Fred Malek, Then and Now
"We garnered from reliable sources in the Equal Employment Opportunity Commission that the Commission was preparing to sue the University of Texas for discrimination in the hiring of faculty. This could be disastrous for Texas. When queried, Bill Brown, Chairman of the EEOC, agreed not to pursue it. I will continue to follow this situation closely."
-- June 7, 1972, memorandum from Fred Malek, special assistant to President Richard Nixon, to H.R. Haldeman, Nixon's chief of staff.
When Mayor Anthony Williams visited The Post in December to make a pitch for the stadium lease agreement that he had negotiated with Major League Baseball, I asked him why he had chosen to endorse the Washington Baseball Club (led by Fred Malek, a Washington venture capitalist) over other groups competing for ownership of the Washington Nationals.
Williams said the Malek group had spent more time and money trying to attract baseball to Washington, and that as investors in the group, Malek and other members had done a lot for Washington. For the record, I am personally acquainted with several members of Malek's group. Their character, integrity and honesty are beyond reproach. Other members, less well known to me, have sterling reputations.

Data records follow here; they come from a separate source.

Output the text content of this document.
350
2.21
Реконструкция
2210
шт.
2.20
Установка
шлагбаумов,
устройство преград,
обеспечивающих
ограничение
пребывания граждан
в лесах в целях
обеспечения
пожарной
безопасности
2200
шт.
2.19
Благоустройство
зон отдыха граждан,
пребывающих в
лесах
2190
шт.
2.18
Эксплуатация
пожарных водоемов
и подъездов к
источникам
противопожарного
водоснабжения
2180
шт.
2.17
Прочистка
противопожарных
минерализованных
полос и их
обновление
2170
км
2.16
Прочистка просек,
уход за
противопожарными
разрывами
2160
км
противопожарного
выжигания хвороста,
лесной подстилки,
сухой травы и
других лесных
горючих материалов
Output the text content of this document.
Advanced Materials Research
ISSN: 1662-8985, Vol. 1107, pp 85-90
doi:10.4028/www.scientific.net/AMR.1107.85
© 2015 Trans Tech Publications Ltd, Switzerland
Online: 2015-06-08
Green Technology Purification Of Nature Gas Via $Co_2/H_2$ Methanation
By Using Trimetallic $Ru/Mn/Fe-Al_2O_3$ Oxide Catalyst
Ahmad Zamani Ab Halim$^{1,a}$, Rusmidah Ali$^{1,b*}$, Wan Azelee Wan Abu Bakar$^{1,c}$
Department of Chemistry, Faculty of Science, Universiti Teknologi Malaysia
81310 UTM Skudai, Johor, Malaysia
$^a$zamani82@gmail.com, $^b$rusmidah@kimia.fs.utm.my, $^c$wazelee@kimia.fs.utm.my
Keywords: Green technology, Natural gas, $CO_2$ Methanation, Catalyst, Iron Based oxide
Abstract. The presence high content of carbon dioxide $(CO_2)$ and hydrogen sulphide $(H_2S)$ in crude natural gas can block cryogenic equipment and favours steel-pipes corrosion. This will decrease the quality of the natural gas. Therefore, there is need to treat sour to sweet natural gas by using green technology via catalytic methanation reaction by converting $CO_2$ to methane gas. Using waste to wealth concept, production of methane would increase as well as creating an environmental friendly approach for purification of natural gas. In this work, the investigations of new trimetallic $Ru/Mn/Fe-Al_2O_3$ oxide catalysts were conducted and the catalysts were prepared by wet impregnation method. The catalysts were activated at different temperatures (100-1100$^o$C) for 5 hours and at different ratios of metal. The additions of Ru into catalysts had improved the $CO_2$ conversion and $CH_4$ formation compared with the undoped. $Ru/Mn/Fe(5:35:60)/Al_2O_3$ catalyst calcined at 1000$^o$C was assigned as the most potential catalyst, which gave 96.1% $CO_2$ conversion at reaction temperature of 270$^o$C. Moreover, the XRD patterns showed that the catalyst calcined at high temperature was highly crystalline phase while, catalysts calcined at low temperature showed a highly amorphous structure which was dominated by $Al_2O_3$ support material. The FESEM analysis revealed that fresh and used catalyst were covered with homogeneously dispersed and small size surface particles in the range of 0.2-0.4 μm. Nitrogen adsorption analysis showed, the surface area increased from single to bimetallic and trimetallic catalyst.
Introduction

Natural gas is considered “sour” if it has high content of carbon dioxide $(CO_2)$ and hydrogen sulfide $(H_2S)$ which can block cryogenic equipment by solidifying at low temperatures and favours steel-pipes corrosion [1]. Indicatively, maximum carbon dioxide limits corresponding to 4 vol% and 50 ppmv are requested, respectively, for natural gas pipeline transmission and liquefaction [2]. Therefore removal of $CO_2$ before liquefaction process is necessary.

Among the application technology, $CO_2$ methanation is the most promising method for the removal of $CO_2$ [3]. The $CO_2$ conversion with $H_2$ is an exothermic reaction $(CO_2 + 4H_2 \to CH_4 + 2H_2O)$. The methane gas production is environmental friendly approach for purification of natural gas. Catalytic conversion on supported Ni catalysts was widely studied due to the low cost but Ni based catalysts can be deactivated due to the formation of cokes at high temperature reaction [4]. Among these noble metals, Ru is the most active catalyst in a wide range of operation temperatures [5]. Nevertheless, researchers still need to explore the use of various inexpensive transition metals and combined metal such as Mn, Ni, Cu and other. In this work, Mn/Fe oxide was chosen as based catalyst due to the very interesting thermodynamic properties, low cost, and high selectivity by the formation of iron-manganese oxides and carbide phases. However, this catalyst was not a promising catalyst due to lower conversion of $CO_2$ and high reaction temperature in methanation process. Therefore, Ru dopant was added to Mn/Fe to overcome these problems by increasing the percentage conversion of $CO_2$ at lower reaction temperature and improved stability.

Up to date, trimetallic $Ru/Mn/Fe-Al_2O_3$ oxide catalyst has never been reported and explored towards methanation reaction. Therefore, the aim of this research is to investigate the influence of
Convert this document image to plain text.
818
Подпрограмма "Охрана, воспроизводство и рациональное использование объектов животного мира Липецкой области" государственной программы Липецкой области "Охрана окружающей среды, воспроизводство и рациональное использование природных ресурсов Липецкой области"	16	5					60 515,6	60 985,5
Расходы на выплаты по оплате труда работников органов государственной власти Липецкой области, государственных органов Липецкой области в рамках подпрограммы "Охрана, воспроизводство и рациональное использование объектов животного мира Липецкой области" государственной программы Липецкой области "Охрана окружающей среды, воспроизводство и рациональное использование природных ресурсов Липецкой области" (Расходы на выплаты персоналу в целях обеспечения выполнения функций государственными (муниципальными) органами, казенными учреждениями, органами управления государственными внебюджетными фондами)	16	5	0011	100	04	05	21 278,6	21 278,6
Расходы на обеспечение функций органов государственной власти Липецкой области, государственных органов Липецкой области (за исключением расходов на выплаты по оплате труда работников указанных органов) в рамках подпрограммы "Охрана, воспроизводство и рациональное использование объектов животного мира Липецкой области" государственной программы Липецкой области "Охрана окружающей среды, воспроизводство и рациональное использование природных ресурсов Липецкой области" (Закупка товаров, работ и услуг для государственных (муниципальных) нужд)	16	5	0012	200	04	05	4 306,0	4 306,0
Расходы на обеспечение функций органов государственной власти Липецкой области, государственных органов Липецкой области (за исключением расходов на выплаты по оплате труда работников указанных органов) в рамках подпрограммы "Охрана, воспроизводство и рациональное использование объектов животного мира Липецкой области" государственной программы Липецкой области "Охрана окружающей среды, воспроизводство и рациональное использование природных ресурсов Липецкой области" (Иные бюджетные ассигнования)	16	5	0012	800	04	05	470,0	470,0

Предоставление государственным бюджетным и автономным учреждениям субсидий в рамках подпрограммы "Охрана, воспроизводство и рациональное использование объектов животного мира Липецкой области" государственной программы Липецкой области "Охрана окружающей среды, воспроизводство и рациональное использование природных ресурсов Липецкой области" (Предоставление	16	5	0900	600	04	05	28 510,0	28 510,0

Still, since the meeting, I have been pondering the nature and extent of Fred Malek's contribution to the nation's capital. This much I know: Malek is a wealthy Republican who can be seen around town at black-tie charity events and fundraisers, and in haunts where the rich, famous and politically powerful gather. He's close to the presidential family, he once co-owned the Texas Rangers with George W. Bush, and he reportedly will be number one among equals if the Washington Nationals are sold to his group.
"Fred Malek" also happens to have been one of the first names I heard in the summer of 1970, when I began a fellowship in the office of the late John Veneman, then undersecretary of health, education and welfare. Word came fast: Keep out of the way of deputy undersecretary for management Fred Malek. "Hatchet man" was the sobriquet most often applied to him because of his alleged ruthlessness in paring the workforce and ousting those deemed disloyal to the Nixon administration.
Malek's deeds did not go unnoticed. In the fall of 1970, he was rewarded with a White House appointment as Haldeman's personnel chief. Hearts at the Department of Health, Education and Welfare lifted at the departure of a gung-ho partisan who would do anything to advance GOP interests. How much wasn't learned until years later.
The memorandum quoted at the beginning of this column was a report on the progress of the "responsiveness program," a scheme designed, organized and implemented by Malek in 1972 to politicize the federal government in support of Nixon's reelection. (The Senate Watergate committee reported that Malek later said the claim of having stopped action in the Texas EEOC case constituted puffing on his part.)
The Malek memo also claimed another accomplishment: The steward of a dockworkers union local in Philadelphia, an active Nixon backer, had been accused of being responsible for illegal actions of the union's president. The Pennsylvania Committee to Reelect the President asked that the Labor Department rule in the steward's favor. It did, Malek claimed, adding that "this action had a very strong impact on the local ethnic union members."
Malek's responsiveness program was extensively investigated by the Senate Watergate committee. The panel found that the program was aimed at influencing decisions concerning government "grants, contracts, loans, subsidies, procurement and construction projects," decisions regarding "legal and regulatory actions," and even personnel decisions that affected protected "career positions" -- all to advance Nixon's reelection.
Malek, the committee determined, also called for channeling federal grants and loan money to blacks who would support Nixon's reelection efforts and, conversely, away from minorities who were considered administration foes. Equally striking, Malek wanted the program to be falsely structured so that Nixon and the White House would be dissociated from it in the event of a leak.
" No written communications from the White House to the Departments -- all information about the program would be transmitted verbally . . . documents prepared would not indicate White House involvement in any way."